ROUGH CUT (NO REPORTER NARRATION) The Federal Reserve held interest rates steady on Wednesday and its policymakers abandoned projections for further rate hikes this year as the U.S. central bank flagged an expected slowdown in the economy.

In a major shift in its perspective, the Fed also now expects to raise borrowing costs only once more through 2021, and no longer anticipates the need to guard against inflation with restrictive monetary policy.

After a two-day policy meeting that sealed the switch to a less aggressive posture, the Fed also said it would slow the monthly reduction of its holdings of Treasury bonds from up to $30 billion to up to $15 billion beginning in May.
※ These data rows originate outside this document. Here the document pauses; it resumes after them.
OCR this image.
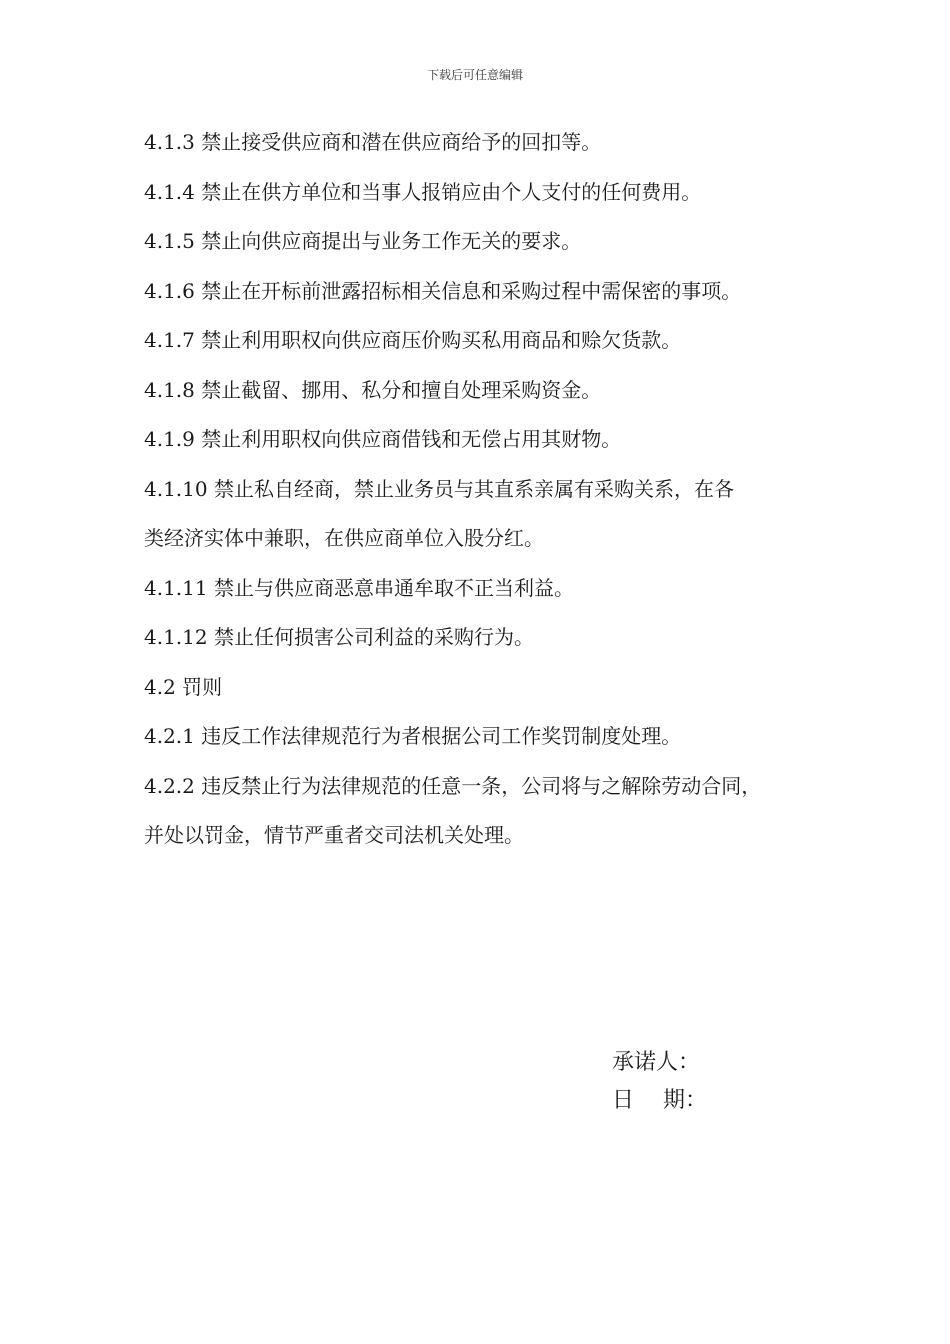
下载后可任意编辑

4.1.3 禁止接受供应商和潜在供应商给予的回扣等。

4.1.4 禁止在供方单位和当事人报销应由个人支付的任何费用。

4.1.5 禁止向供应商提出与业务工作无关的要求。

4.1.6 禁止在开标前泄露招标相关信息和采购过程中需保密的事项。

4.1.7 禁止利用职权向供应商压价购买私用商品和赊欠货款。

4.1.8 禁止截留、挪用、私分和擅自处理采购资金。

4.1.9 禁止利用职权向供应商借钱和无偿占用其财物。

4.1.10 禁止私自经商，禁止业务员与其直系亲属有采购关系，在各

类经济实体中兼职，在供应商单位入股分红。

4.1.11 禁止与供应商恶意串通牟取不正当利益。

4.1.12 禁止任何损害公司利益的采购行为。

4.2 罚则

4.2.1 违反工作法律规范行为者根据公司工作奖罚制度处理。

4.2.2 违反禁止行为法律规范的任意一条，公司将与之解除劳动合同，

并处以罚金，情节严重者交司法机关处理。

承诺人：
日　 期：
It said it would end its balance sheet runoff in September provided the economy and money market conditions evolved as expected.

Redemptions of mortgage-backed securities would at that point be reinvested in Treasuries up to as much as $20 billion per month, moving the Fed generally towards a Treasuries-only approach to its assets.

The combined announcements mean that, after tightening monetary policy with two levers at once over the past year, the Fed is now pausing on both fronts to adjust to weaker global growth and a somewhat weaker outlook for the U.S. economy.

Benchmark U.S. stock market indexes swung higher after the Fed's statement was released, and key Treasury security yields dropped to the lowest since early January.

The dollar weakened broadly against major trading partners' currencies.

"The Fed exceeded markets' dovish expectations, which took a toll on the greenback," said Joe Manimbo, senior market analyst at Western Union Business Solutions in Washington.

"The Fed did a big about-face on policy.

The fact that the Fed threw in the towel on a 2019 rate hike was particularly dovish." Updated quarterly economic projections released by the Fed showed weakening on all fronts compared to the forecasts from December, with unemployment expected to be slightly higher this year, inflation edging down, and economic growth lower as well.

"Growth of economic activity has slowed from its solid rate in the fourth quarter," the Fed said in a policy statement that kept its benchmark overnight lending rate, or federal funds rate, in a range of 2.25 percent to 2.50 percent.

"Recent indicators point to slower growth of household spending and business fixed investment in the first quarter ... overall inflation has declined." Nonetheless, the committee said it viewed "sustained" growth as the most likely outcome.

Fed policymakers project gross domestic product growth to slow to 2.1 percent this year from the previous forecast of 2.3 percent, while the unemployment rate is forecast at 3.7 percent, slightly higher than the December projection.

Inflation for the year is now seen at 1.8 percent, compared to the Fed's forecast in December of 1.9 percent.